I totally understand wanting to birth at home.  I would be happy to never step foot into the Labor and Delivery ward again.  To let your in on how lucky we were to have gotten our OB (a last minute change we had decided RIGHT before Oliver came 4 WEEKS early) Dr. Brabson has gone on to form a Midwifery Center practice in the hospital we delivered at.  Obviously, he gets that mothers can have babies, that it is not convenient or fast, that intervention after intervention isn't necessary, but that if anything happens, a good OB Is great to have on your team.  

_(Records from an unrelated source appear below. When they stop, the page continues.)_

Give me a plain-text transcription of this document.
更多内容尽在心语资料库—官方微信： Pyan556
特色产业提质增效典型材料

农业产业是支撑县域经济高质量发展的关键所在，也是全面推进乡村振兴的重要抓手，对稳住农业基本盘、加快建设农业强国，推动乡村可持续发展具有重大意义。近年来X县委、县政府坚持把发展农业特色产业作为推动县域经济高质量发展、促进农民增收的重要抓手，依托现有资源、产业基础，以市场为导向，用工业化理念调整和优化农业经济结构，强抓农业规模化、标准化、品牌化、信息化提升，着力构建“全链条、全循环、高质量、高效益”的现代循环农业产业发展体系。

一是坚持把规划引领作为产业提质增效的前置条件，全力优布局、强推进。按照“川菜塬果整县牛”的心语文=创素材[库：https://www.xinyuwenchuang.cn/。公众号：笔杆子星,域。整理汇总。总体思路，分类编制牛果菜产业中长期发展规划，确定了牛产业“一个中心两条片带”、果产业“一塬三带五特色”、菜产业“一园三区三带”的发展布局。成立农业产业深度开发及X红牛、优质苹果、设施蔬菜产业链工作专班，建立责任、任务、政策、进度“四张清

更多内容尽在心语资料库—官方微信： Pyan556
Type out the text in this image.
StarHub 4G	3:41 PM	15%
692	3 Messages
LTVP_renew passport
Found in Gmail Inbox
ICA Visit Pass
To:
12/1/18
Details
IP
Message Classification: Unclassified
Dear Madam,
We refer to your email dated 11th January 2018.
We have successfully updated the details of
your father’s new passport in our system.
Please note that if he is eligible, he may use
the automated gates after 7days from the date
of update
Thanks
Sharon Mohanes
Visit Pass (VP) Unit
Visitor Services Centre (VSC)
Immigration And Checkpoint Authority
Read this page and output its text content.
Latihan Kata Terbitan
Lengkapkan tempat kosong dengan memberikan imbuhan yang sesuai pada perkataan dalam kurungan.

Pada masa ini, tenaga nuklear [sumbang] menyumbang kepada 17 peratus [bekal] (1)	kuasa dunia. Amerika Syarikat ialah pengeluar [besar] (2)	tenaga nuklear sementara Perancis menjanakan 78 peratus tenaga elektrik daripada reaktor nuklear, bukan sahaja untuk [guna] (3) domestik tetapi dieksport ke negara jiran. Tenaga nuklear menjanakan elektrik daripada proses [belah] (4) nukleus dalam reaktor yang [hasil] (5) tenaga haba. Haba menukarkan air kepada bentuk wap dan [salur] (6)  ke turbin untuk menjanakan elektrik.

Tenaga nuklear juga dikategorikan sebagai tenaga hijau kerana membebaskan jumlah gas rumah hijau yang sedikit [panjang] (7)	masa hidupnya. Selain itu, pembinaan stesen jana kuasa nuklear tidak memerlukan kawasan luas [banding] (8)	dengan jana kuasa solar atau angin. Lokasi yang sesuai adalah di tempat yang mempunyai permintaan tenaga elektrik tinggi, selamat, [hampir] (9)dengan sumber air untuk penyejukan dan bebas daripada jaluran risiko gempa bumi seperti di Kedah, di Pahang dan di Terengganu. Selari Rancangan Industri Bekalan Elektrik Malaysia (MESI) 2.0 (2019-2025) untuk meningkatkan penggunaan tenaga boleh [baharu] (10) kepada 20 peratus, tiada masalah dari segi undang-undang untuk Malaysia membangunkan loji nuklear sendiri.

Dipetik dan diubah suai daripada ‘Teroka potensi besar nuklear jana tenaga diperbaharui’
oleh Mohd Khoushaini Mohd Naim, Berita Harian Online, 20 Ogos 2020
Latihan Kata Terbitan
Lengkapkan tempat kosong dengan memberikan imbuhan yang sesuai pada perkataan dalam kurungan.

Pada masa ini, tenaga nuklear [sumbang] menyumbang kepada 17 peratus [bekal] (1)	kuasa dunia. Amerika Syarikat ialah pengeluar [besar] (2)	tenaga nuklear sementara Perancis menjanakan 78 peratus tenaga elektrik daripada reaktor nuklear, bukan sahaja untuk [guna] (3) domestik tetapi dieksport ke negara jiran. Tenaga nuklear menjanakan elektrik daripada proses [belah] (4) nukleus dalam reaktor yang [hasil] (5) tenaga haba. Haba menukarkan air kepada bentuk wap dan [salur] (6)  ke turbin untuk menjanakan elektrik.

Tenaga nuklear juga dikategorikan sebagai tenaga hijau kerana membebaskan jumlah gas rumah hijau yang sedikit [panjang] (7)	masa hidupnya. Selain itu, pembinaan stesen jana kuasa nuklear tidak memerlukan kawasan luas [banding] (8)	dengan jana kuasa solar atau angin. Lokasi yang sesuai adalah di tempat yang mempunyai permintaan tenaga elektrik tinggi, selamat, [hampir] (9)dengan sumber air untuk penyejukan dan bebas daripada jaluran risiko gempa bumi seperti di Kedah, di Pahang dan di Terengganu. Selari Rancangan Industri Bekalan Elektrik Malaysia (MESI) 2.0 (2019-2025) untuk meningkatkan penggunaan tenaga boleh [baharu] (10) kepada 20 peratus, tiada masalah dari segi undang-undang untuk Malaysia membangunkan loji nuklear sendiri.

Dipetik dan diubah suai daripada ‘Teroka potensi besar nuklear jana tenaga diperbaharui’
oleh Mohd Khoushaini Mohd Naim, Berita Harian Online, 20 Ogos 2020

Sthere you have it.  Straight from the mouth of a man, a father, a husband.  I think it's pretty cool that he's so interested in these things.  I would love to do training to teach natural childbirth and I know he'd be there by my side teaching with me.  Sure it may seem that birth is a woman's thing but it's not.  Men are stepping up to the plate.  In the midst of birth; the pain, the joy who better to be at your side?  Who better to experience the best moment of your life with?  The elation, the joy, conquering what you knew you wanted.  Why would you want anyone other than your husband there to look to for help, reassurance, coaching with love and knowledge in the process.  He is truly irreplaceable and no one else can take his place and give quite the same result.